Speaking from personal experience, I think texting someone to tell them it’s over is very tacky. But it depends on the situation.
If you’ve gone on one date, and then text that you’re not feeling it: perfectly acceptable. Why do you need to see them in person to break it off? Unnecessary drama and there’s very little to the relationship.
If you’ve gone out a few times, and haven’t had sex, you probably can still get away with texting. But if you’re the girl and you’ve been courted, (and you’ve been lapping up the enjoyment of the guy paying) maybe he deserves the courtesy of a phone call. It doesn’t have to be a long explanation, but let the guy know. If you’re the guy and you’re not feeling it, I still urge you to be a gentleman and call her.
She might be upset and it might be difficult but this is what comes with the territory, you’re telling someone they’re not good enough for you for whatever reason. Stop feeling sorry for yourself and put yourself in their shoes. Tell them politely and as nicely as you can, and leave it at that. Let them have a rebuttal, “I thought things were going so well, etc.” And if they get nasty with you, or impolite, hang up/block/move on.
If you’ve been dating for a few weeks and you’re not exclusive but you’ve spent the night and had sex on more than one occasion (this doesn’t mean one marathon hump-athon) then I think you should tell the person face-to-face.
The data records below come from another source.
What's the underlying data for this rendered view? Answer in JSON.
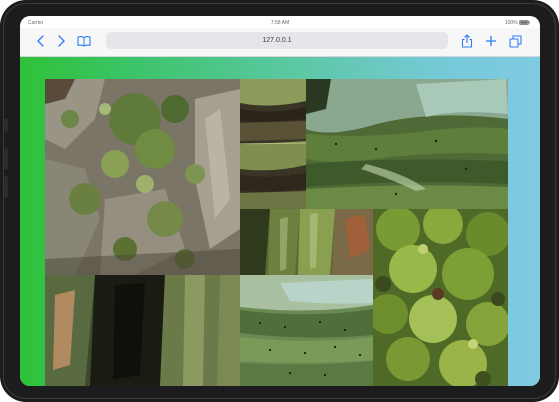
{
  "status_bar": {
    "carrier": "Carrier",
    "time": "7:58 AM",
    "battery": "100%"
  },
  "toolbar": {
    "url": "127.0.0.1",
    "icons": [
      "chevron-left-icon",
      "chevron-right-icon",
      "book-icon",
      "share-icon",
      "plus-icon",
      "tabs-icon"
    ]
  },
  "page": {
    "gradient_colors": [
      "#2fc138",
      "#7fcbe3"
    ],
    "gallery_images": [
      "lichen-bark",
      "bark-strips",
      "green-bark",
      "mossy-wood",
      "dark-tree-hollow",
      "pale-green-bark",
      "moss-clump"
    ]
  }
}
At worst, you should tell them on the phone. Texting is out and too impersonal. You’ve been having sex and been intimate with each other.
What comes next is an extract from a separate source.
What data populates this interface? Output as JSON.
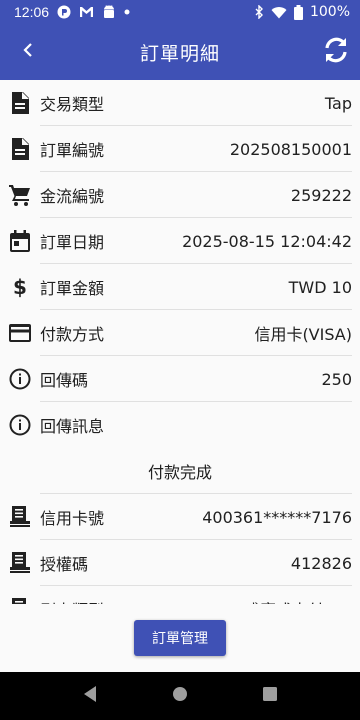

But I advise people grow up and avoid taking the easy way out. I had been thinking about ending it with a girl I had been seeing but she had been busy and had been blowing me off that week. I wanted to do it in person if at all. We spend an evening texting back and forth about her neighbor’s bush damaging her yard…and all of a sudden she apologizes for being so hard to get a hold of that week.
First thought, great, she’s mature.
Then she says, this isn’t working for me.
On second thought, wait, what isn’t working for you? Us?
She replied in the affirmative.
I was so baffled that 1) an adult would end things so oddly 2) so immaturely 3) and last but not least, without any conviction.
If you’re going to be ending a budding relationship with someone via text shouldn’t you be really clear? Why waste their time with hours of inane conversation about hockey, and building a legal case against your neighbor and asking for advice? Just get to it in a clear and concise manner. Don’t sandwich it around other talk, it doesn’t soften the blow and will only confuse the person getting dumped.
Suck it up and tell the person like an adult. If you’re not mature enough to tell someone it’s over, you’re not mature enough to be dating. Stick to one night stands to avoid entanglements.